Tesla's advanced driver assist system, Autopilot, was active when a Model 3 driven by a 50-year-old Florida man crashed into the side of a tractor-trailer truck on March 1st, the National Transportation Safety Board (NTSB) states in a report released on Thursday. Investigators reviewed video and preliminary data from the vehicle and found that neither the driver nor Autopilot "executed evasive maneuvers" before striking the truck.
[...] The driver, Jeremy Beren Banner, was killed in the crash. It is at least the fourth fatal crash of a Tesla vehicle involving Autopilot.
This crash is eerily similar to another one involving a Tesla in 2016 near Gainesville, Florida. In that incident, Joshua Brown was killed when his Model S sedan collided with a semitrailer truck on a Florida highway in May 2016, making him the first known fatality in a semi-autonomous car.
The National Highway Traffic Safety Administration (NHTSA) determined that a "lack of safeguards" contributed to Brown's death.
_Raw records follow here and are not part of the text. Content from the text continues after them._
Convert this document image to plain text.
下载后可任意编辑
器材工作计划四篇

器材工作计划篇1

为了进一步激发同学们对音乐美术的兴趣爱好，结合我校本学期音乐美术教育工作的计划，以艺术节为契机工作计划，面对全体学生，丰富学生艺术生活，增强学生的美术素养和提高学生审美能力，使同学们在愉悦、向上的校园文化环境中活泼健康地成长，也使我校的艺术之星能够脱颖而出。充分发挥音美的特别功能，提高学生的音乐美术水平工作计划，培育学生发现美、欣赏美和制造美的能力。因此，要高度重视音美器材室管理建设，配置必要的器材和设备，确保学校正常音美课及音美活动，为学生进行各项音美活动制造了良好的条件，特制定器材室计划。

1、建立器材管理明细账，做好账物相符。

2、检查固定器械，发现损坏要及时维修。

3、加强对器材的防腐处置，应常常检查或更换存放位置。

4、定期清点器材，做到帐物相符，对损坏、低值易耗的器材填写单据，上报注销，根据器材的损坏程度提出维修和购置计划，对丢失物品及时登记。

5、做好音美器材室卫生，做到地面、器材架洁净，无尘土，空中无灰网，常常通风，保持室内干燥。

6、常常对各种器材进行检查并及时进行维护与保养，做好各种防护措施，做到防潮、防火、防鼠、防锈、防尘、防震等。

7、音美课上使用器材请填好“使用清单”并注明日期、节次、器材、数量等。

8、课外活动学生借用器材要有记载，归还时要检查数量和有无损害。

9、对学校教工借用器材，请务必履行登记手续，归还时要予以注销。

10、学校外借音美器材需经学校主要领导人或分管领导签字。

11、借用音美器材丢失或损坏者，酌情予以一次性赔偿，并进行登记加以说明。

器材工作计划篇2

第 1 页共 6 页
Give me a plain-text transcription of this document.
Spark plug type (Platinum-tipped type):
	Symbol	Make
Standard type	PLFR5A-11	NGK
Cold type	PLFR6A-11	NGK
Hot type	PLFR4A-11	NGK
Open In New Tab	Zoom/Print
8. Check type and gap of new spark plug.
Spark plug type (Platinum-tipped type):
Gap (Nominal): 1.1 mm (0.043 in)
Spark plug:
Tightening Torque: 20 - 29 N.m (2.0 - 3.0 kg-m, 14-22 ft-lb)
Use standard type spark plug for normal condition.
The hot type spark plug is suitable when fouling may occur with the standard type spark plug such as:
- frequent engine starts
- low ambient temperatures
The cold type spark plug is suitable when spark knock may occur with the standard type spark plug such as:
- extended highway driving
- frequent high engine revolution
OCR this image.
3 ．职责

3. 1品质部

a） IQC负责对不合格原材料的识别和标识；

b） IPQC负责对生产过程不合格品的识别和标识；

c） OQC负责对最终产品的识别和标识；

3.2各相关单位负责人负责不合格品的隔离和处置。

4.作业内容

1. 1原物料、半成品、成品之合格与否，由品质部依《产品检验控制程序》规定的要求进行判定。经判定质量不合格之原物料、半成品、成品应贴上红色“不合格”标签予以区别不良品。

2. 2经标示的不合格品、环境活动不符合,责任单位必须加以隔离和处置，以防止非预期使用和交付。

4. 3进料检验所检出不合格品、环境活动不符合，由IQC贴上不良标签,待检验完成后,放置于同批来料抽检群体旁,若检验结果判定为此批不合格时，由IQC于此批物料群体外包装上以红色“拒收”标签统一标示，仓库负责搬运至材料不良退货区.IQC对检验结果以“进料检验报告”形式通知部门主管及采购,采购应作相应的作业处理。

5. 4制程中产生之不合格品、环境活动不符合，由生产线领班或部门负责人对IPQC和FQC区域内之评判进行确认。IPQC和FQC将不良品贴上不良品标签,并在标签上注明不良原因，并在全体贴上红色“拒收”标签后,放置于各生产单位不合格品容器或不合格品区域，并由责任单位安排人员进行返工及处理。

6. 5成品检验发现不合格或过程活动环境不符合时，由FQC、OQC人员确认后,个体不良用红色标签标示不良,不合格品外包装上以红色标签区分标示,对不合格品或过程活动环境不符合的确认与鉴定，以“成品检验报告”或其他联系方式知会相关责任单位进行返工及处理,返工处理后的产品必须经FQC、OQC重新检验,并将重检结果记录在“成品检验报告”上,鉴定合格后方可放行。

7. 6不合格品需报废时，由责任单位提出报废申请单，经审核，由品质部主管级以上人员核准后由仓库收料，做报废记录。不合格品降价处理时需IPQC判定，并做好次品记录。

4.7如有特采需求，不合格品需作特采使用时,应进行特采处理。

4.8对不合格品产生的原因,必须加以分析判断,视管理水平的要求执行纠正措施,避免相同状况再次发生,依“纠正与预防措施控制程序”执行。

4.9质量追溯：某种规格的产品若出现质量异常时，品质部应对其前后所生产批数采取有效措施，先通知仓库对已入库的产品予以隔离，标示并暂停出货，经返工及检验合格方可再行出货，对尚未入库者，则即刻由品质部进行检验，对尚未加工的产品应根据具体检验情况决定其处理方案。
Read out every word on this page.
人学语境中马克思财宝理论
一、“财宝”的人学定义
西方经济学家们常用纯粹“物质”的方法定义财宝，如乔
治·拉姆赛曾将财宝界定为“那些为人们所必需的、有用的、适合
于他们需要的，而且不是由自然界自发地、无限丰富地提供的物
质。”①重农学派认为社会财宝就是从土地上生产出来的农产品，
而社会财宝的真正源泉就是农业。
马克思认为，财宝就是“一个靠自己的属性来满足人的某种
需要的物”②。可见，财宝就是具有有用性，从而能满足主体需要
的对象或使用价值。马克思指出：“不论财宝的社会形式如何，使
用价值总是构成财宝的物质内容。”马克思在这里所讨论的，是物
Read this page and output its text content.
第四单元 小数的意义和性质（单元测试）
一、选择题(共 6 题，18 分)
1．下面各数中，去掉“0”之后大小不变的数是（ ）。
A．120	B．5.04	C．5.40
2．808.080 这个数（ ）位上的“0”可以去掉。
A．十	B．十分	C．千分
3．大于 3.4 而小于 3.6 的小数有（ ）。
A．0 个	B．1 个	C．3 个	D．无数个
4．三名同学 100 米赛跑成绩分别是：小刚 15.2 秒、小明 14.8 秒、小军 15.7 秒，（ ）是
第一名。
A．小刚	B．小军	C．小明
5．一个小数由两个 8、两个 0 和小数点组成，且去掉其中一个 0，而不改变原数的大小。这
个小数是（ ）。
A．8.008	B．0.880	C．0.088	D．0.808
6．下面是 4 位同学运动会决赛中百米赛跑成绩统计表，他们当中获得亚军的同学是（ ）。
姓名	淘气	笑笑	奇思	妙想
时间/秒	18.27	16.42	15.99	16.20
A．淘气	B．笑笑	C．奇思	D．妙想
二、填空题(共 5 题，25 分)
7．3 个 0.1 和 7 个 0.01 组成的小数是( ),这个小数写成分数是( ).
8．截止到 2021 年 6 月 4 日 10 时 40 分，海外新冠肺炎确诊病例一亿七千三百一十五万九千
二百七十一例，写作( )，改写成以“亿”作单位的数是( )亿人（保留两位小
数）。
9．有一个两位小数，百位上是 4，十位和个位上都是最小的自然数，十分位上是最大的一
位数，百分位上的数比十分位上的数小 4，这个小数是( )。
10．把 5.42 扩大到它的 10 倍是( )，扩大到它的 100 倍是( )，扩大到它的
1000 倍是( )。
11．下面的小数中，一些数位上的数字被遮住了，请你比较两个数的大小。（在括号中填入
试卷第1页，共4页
Meanwhile, today's report is just preliminary, and the NTSB declined to place blame on anyone.
Source: The Verge
Also at Ars Technica.
(Score: 2) by bob_super on Friday May 17 2019, @09:34PM
The car stopped about 500 yards later.
The airbags kill you by blowing parts of you backwards/sideways at the same time that you get sent forwards suddenly by a crash.
In this case, there wasn't a sudden negative acceleration (well, not much), so I don't believe the airbag injuries would likely be fatal, especially since ducking towards the passenger seat puts you below the zone of maximum airbag impact.
Whether someone's cellphone still gets crushed into vital organs is an exercise left to the reader.